Während der Testspiele im Sommer 2001 unterhielten sich mein Bruder und ich mehrfach mit einigen Leuten der Diablos, man kannte sich ja schon vom Sehen her, und so machten wir ab dem Sommer mit. Ein neues, junges Publikum in Leutzsch, das sich um etwas mehr Stimmung bemüht, das fand ich gut, und es waren auch alles nette Leute. Mein erstes Spiel mit der Gruppe war eine 3:1-Niederlage in Zwickau, von der Stimmung her aber gut. Generell belebte die Gruppe das Geschehen in der Fanszene spürbar, die Stimmung auf dem Norddamm war stets gut und abwechslungsreich, und auch auswärts waren mein Bruder und ich nun fast immer dabei. Die Vorbereitung diverser Choreos, wie die zum Derby im Frühjahr 2002 in Leutzsch, als wir das ganze Zeug am Morgen von Kleinzschocher nach Leutzsch fuhren, hat immer großen Spaß gemacht. Und ich hatte einen gewissen Respekt vor dem Ultra-Gedanken, seine ganze Lebensplanung so in den Dienst seines Vereins zu stellen. Spaßige Auswärtsfahrten waren dabei, in Arbeitskleidung nach Plauen, beim Spitzenreiter Dynamo gewonnen, mittwochs abends bei Dresden-Nord den Anstoß verpaßt, weil wir auf dem Nebenplatz ein Spielchen mit deren Jugend machten. In dieser Zeit gab es dann auch meinen einzigen echten Aufstieg mit Chemie. Eine Saison, die mit einer Choreo begann, in welcher ein schlafenender Chemiker vom Aufstieg träumte, endete mit der Verwirklichung eben dieses Traumes. Es waren einige „Herztropfenspiele“ dabei, in Chemnitz, in Dessau, in Leutzsch gegen Plauen, aber auch Triumphe in beiden Derbys und gegen Jena. Und dann die entscheidenen Spielen in Hof und Schönberg sowie die Krönung in Leutzsch. Da zogen aber auch schon wieder erste dunkle Wolken über meine Leutzscher Fußballwelt in Form einer Investruine in der Nähe des Elsterbeckens. Die Hinrunde der nächstfolgenden Saison brachte für mich noch viele geile Spiele mit den Diablos, so zum Beispiel, als wir mit einem umfunktionierten Linienbus nach Wattenscheid fuhren oder freitags nach Essen. Besonders in Erinnerung bleibt mir auch das letzte Spiel in Leutzsch gegen Paderborn. Ich persönlich habe das Zentralstadion von vornherein abgelehnt und aus tiefstem Herzen gehaßt und mir bei jenem Spiel mehrfach die Frage gestellt, ob es dort jemals so schön werden sollte, wie in Leutzsch.

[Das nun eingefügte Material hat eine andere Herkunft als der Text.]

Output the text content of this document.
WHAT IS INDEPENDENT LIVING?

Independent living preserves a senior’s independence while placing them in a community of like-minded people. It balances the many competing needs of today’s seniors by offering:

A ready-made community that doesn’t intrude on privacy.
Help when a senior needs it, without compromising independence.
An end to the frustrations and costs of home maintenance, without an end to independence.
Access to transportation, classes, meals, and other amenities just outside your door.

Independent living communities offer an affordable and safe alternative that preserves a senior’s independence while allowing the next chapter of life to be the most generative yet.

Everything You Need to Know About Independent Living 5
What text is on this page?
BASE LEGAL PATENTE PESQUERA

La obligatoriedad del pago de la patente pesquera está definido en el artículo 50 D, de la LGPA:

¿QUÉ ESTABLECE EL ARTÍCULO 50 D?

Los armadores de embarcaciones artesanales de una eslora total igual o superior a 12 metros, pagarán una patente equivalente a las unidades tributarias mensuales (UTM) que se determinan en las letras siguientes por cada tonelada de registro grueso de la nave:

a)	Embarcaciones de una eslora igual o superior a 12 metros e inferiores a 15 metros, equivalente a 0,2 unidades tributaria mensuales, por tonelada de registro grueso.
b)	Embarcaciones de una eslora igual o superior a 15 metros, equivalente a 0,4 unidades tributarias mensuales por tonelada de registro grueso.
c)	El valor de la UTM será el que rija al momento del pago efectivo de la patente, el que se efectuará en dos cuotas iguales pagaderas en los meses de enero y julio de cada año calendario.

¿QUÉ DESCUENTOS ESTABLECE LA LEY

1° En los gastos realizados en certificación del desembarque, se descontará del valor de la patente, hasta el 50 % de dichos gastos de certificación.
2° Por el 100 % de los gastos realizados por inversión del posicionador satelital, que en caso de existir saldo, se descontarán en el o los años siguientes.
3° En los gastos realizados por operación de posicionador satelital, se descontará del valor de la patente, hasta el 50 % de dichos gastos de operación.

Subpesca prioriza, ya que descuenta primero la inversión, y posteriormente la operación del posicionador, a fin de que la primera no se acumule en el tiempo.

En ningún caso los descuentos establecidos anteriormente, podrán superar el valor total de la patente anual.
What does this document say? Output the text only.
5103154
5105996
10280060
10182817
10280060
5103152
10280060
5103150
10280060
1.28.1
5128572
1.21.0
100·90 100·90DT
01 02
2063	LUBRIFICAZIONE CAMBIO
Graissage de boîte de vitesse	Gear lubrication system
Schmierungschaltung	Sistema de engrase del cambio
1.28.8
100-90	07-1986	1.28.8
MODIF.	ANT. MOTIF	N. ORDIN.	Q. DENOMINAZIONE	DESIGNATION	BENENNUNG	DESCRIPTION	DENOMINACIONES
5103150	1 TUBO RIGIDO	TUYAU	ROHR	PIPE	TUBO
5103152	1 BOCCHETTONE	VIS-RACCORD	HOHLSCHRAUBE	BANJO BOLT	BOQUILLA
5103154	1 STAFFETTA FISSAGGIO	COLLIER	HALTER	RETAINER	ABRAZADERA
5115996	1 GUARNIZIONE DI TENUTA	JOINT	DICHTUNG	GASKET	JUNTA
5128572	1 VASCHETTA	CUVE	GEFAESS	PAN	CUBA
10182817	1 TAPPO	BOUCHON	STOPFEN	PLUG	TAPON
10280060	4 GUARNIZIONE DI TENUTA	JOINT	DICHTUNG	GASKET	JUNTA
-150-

Mit der Zeit nahm mich dann auch mein Studium stärker in Anspruch, ich habe tatsächlich Chemie studiert. Ich habe mich in den folgenden Jahren im Zentralstadion nie sonderlich wohlgefühlt und es nie als Heimstätte akzeptieren können. Natürlich gab es auch das ein oder andere schöne Spiel, wie das Landespokalfinale gegen Chemnitz oder die Regionalligaqualifikation gegen Greifswald, aber wenn ich heute an meine Zeiten bei Chemie zurückdenke, dann hauptsächlich an die Jahre in Leutzsch, zunächst mit meinem Bruder hinterm Tor und später dann wir beide gemeinsam bei den Diablos, schöne Zeiten waren das. Als ich dann im Frühjahr diesen Jahres die Möglichkeit bekam für zwei Jahre nach Athen zu gehen, habe ich das sofort angenommen. Natürlich brennt mir etwas das Herz, das ausgerechnet jetzt Chemie wieder in Leutzsch spielt und ich nicht dabei bin. Die neuen Entwicklungen im Fußball der Stadt verfolge ich natürlich und hoffe, daß Chemie aus der Vergangenheit gelernt hat. Und ich hoffe, daß sich die noch offenen Fragen bezüglich der Zukunft positiv klären und eine geeinte grün-weiße Fangemeinde langfristig in Leutzsch ihre Heimat hat. Hier nutze ich bestmöglich das Internetradio, um informiert und halbwegs live dabei zu sein.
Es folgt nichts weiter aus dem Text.